Os autores da "Fiducia supplicans" estavam certamente conscientes de que a novidade da bênção aos casais irregulares ou do mesmo sexo poderia dar lugar a um grave mal-entendido e confusão: o de interpretar a bênção como "uma forma de legitimação moral de uma união que se presume matrimonial ou de uma prática sexual extraconjugal" (11). Por isso, o texto especifica que a bênção aqui em causa é um gesto que "não pretende sancionar ou legitimar nada" (34) e também que se destina "apenas a abrir a vida a Deus, a pedir a sua ajuda para viver melhor e também a invocar o Espírito Santo para que os valores do Evangelho sejam vividos com maior fidelidade" (40).

Tudo isto foi agora reafirmado na Nota, e especialmente o facto de que "esta forma de bênção não ritualizada, com a simplicidade e brevidade da sua forma, não pretende justificar algo que não é moralmente aceitável. É evidente que não se trata de um casamento, mas nem sequer é uma "aprovação" ou uma ratificação de qualquer coisa. É apenas a resposta de um pastor a duas pessoas que pedem a ajuda de Deus" (5). O ponto seguinte da Nota volta a insistir "que este tipo de bênção não é uma ratificação da vida de quem a pede" e que ao abençoar estes casais "não estamos a consagrá-los, nem a felicitá-los, nem a aprovar este tipo de união" (6).

Coloca-se então a questão de saber porque é que, apesar de tantos esclarecimentos, a Declaração é criticada e rejeitada.

A crítica é compreensível quando se considera que o próprio termo "abençoar" significa "dizer bem" e, na linguagem comum, significa não só uma súplica, um pedido de ajuda a Deus, mas também uma aprovação. Diz-se, por exemplo, que uma iniciativa foi "abençoada". Mas aprovar a união entre duas pessoas do mesmo sexo seria uma contradição flagrante com o ensinamento do Magistério, tal como consta no Catecismo da Igreja Católica nos pontos 2352-2359 e 2390. Cito apenas este último: "O ato sexual deve ter lugar exclusivamente no matrimónio; fora do matrimónio constitui sempre um pecado grave e exclui da comunhão sacramental".

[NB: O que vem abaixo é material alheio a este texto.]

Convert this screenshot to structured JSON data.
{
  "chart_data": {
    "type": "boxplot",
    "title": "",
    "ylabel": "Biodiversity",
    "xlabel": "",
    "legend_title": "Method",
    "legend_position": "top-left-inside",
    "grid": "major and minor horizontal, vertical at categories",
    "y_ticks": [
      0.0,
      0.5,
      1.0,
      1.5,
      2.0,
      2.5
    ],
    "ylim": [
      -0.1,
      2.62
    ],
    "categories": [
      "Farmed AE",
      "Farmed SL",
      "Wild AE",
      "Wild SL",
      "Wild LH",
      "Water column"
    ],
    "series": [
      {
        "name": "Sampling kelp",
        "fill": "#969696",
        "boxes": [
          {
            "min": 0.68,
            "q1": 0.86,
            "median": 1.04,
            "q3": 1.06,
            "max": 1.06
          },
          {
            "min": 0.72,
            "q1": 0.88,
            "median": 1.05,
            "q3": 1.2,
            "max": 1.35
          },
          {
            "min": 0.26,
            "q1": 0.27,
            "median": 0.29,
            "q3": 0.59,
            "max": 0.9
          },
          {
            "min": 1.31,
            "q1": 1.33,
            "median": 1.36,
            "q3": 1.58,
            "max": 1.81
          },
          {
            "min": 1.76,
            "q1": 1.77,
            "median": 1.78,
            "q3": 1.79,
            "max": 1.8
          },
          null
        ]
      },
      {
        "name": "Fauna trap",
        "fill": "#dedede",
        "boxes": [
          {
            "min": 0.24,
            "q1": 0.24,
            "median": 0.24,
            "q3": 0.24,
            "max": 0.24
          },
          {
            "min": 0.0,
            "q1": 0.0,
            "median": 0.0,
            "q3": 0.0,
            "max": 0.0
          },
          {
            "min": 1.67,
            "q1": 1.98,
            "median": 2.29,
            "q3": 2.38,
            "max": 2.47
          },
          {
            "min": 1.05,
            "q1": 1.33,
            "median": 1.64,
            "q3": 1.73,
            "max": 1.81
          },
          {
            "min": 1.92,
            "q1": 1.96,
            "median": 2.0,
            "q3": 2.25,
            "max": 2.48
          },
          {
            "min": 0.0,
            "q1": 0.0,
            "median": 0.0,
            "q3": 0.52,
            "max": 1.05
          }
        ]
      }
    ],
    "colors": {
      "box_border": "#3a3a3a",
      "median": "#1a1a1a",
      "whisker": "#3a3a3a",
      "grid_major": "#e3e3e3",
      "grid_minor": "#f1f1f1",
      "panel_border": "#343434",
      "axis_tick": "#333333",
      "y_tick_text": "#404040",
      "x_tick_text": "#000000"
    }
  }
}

Casais, uniões, indivíduos

A Nota propõe uma distinção entre "casal" e "união", no sentido de afirmar que se abençoa o "casal" mas não a sua "união", lembrando que se trata de bênçãos pastorais "de casais irregulares (não de uniões)" (2). Esta distinção não parece clara, uma vez que o conceito de casal inclui necessariamente uma referência a uma relação, e não simplesmente a duas pessoas. Duas pessoas sem uma relação particular entre elas não são um casal.

A Declaração especifica que esta bênção "não ritualizada" é "um gesto simples que constitui um meio eficaz para aumentar a confiança em Deus daqueles que a pedem" (36). Especifica também que, com esta bênção, o ministro ordenado se une "à oração das pessoas que, embora vivendo uma união não comparável ao matrimónio, desejam confiar-se ao Senhor e à sua misericórdia, invocar a sua ajuda, deixar-se guiar para uma maior compreensão do seu projeto de amor e de vida" (30). E ainda: "Estas formas de bênção exprimem uma súplica a Deus para que conceda as ajudas que provêm dos estímulos do seu Espírito" (31). Tudo isto leva a considerar esta bênção mais como uma "oração", "invocação da misericórdia e do auxílio de Deus", ou uma "súplica a Deus". Muito provavelmente, tanta perplexidade e controvérsia poderiam ter sido evitadas se se utilizassem estes termos em vez de "bênção".